Fig. 2 Perfusion condition of HR-NICE patients compared to HC and its correlation with MoCA score. (a) hypoperfusion (cool) and hyperperfusion (warm) in HR-NICE patients of left or right involvement. (b) the cerebral blood flow of precentral and superior temporal cortex is correlated with total MoCA score in left-sided patients. L, left-involved patients; R, right-involved patients; HR-NICE, high-risk non-disabling ischemic cerebrovascular events; MoCA, Montreal Cognitive Assessment.


Fig. 3 Grey matter volume of the right precentral and superior temporal cortex is increased in the left-sided patients. No significant result is found in right-sided patients.

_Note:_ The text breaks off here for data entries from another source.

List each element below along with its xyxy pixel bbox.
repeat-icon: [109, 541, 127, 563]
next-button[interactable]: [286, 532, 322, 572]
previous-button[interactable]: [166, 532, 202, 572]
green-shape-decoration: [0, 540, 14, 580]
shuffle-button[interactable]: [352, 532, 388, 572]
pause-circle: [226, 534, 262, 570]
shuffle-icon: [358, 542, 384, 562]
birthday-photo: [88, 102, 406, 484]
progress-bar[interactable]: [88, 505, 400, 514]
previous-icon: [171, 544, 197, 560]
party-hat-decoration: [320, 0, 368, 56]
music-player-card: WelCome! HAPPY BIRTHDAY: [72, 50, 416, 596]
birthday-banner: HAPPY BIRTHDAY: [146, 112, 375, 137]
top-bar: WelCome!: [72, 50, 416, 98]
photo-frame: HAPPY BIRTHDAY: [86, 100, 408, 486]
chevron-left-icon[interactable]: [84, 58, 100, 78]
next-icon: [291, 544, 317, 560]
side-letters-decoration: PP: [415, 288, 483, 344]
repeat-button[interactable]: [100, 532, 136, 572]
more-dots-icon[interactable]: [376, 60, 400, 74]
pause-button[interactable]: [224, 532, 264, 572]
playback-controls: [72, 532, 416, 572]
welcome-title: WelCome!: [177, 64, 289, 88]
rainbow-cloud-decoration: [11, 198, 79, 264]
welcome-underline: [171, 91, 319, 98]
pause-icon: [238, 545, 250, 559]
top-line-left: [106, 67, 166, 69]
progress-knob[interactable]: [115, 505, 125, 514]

Fig. 4 Comparison results of AI and its correlation with MoCA score. (a) one sample t test within the group of left-sided, right-sided patients or HC. (b) two sample t test between left-sided, right-sided patients and HC. (c) the correlation between AI and MoCA score. L, left-involved patients; R, right-involved patients; MoCA, Montreal Cognitive Assessment; HC, health control; AI, asymmetry index.

Fig. 5 Multiple liner regression model of CBF in the left precentral cortex (a) and AI in the superior frontal cortex (b) to the MoCA score. CBF, cerebral blood flow; MoCA, Montreal Cognitive Assessment; AI, asymmetry index.